On Tuesday afternoon, Williamson County Judge Bill Gravell issued a Stay Home, Stay Safe Order for Williamson County. The order went into effect at midnight March 25 and will continue until 11:59 p.m. April 13.
“We know that a virus knows no boundaries, so our Williamson County cities have come together and are united in this fight. We are joining our neighboring counties to show that we stand together to provide safety in the region,” said Judge Bill Gravell.
Shelter in place orders are traditionally used by local officials during or immediately after an emergency. Shelter in place orders generally close all nonessential businesses and prohibit their employees from leaving their homes to work, though the definition of “essential” businesses can vary depending on the specifics of the order.
With this order in place, the goal is to prevent exceeding hospital capacity and to avoid overwhelming the health care system by flattening the curve and reducing the spread of the coronavirus.
Taylor Mayor Brandt Rydell said he understands that the order may be met with some criticism and anxiety from the community.
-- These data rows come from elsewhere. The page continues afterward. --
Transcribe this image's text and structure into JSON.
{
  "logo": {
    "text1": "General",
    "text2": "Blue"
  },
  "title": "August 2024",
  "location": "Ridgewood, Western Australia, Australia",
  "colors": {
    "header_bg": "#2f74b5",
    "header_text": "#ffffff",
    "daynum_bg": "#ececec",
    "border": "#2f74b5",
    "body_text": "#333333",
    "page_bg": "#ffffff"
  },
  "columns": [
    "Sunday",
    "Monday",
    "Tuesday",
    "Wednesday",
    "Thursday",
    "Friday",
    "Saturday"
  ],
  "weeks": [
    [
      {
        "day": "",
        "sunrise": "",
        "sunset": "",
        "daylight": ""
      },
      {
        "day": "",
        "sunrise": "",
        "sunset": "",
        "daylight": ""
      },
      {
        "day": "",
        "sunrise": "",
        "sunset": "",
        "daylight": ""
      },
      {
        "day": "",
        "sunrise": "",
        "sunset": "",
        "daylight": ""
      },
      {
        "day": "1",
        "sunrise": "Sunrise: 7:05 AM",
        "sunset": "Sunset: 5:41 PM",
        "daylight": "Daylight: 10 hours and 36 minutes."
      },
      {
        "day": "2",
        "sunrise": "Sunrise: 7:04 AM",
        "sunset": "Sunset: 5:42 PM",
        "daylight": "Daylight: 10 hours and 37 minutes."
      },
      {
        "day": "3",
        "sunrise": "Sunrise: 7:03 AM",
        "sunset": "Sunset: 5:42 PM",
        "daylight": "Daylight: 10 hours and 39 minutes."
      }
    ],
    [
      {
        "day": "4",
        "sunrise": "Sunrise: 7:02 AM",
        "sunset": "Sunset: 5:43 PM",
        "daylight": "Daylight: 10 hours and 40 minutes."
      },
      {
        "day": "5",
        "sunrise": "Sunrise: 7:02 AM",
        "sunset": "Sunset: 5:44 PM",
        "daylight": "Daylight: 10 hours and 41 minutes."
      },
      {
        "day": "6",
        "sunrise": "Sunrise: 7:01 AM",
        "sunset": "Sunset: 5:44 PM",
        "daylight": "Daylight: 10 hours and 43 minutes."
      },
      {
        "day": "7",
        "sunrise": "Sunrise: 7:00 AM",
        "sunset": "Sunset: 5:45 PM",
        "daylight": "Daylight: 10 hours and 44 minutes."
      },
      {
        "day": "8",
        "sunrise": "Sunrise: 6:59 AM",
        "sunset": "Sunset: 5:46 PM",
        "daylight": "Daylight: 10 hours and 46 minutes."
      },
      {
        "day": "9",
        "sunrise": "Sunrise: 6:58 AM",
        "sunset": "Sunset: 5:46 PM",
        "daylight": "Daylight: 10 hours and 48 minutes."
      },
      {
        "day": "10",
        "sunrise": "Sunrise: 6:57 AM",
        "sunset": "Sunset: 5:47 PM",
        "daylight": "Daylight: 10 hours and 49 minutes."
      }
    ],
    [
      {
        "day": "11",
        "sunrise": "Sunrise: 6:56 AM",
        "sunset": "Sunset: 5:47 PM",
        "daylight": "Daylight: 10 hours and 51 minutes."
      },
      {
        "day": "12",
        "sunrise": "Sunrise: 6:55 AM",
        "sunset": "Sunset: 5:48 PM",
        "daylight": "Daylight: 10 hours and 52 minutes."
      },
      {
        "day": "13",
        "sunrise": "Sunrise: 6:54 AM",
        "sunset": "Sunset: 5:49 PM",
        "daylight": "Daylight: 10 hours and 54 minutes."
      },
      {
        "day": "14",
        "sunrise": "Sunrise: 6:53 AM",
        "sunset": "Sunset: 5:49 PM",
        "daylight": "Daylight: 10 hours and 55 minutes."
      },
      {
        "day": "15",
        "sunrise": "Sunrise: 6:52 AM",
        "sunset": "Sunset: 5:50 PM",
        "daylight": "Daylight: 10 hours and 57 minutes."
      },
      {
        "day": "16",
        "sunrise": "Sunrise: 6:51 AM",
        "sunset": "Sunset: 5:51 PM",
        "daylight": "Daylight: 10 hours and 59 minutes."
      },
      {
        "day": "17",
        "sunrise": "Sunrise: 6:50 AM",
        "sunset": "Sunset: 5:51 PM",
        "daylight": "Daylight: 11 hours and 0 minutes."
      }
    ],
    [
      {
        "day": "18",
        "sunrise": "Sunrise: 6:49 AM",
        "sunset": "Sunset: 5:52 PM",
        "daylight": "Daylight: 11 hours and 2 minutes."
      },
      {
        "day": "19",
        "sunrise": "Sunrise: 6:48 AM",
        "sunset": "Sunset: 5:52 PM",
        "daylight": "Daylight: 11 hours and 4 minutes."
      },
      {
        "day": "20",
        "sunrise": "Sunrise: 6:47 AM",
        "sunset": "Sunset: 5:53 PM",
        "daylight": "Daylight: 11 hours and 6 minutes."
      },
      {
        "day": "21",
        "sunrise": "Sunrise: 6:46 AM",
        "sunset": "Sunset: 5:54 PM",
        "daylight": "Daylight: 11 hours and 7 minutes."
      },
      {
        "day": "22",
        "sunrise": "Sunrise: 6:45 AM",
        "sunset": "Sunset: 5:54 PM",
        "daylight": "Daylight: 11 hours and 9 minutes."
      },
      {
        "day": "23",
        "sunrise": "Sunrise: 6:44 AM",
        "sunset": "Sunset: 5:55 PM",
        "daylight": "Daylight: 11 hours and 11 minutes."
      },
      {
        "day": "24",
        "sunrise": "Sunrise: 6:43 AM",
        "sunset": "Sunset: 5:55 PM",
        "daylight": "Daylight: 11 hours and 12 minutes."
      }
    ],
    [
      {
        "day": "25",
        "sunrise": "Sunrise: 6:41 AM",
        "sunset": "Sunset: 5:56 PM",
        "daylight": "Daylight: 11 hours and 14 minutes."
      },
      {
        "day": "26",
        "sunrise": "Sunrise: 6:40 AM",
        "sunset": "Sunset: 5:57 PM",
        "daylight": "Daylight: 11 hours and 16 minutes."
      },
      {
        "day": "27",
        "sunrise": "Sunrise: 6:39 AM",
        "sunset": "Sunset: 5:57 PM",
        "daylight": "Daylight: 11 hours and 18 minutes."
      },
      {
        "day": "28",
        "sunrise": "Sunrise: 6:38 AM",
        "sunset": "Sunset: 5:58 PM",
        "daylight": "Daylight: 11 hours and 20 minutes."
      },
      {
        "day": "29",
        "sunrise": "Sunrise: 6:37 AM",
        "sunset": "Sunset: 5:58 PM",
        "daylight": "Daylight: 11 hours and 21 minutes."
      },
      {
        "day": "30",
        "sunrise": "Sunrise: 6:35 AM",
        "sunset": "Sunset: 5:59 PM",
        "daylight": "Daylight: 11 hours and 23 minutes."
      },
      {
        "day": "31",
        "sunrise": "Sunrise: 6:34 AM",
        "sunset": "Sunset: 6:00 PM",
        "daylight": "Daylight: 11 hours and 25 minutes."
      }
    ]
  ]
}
However, he fully supports the action.
“For the health and safety of us all, particularly our most vulnerable, I believe it to be absolutely necessary,” he said. “If we look across the globe at places that have most successfully “flattened the curve,” managing COVID-19 to a point that it did not overwhelm their hospitals and health systems, it was those countries that implemented aggressive social distancing measures sooner rather than later.”
All non-essential businesses are ordered to close under these directives, leaving only hospitals, fire departments, law enforcement and limited essential businesses including grocery stores and pharmacies open.
Exceptions include performing essential activities, such as purchasing food, and going to and from essential businesses and essential government services or perform construction, including housing.
“I understand that these enhanced measures will have a further negative impact on our local economy. But this is literally a matter of life and death,” Rydell said.
In addition to practicing safety measures, he re-emphasized that people should not panic.
“We need to take this challenge seriously, and we need to use common sense. We should not be prone to hyper-individualistic behaviors such as hording,” he said. “That runs exactly counter to the sense of community and cooperation that will get us through this period.”
He said social distancing should be taken seriously, and this order can help reduce points of human contact by up to 90%.
“That would be ideal,” Rydell said. “It really takes all of us working together for the good of the whole community. We’re all in this together.”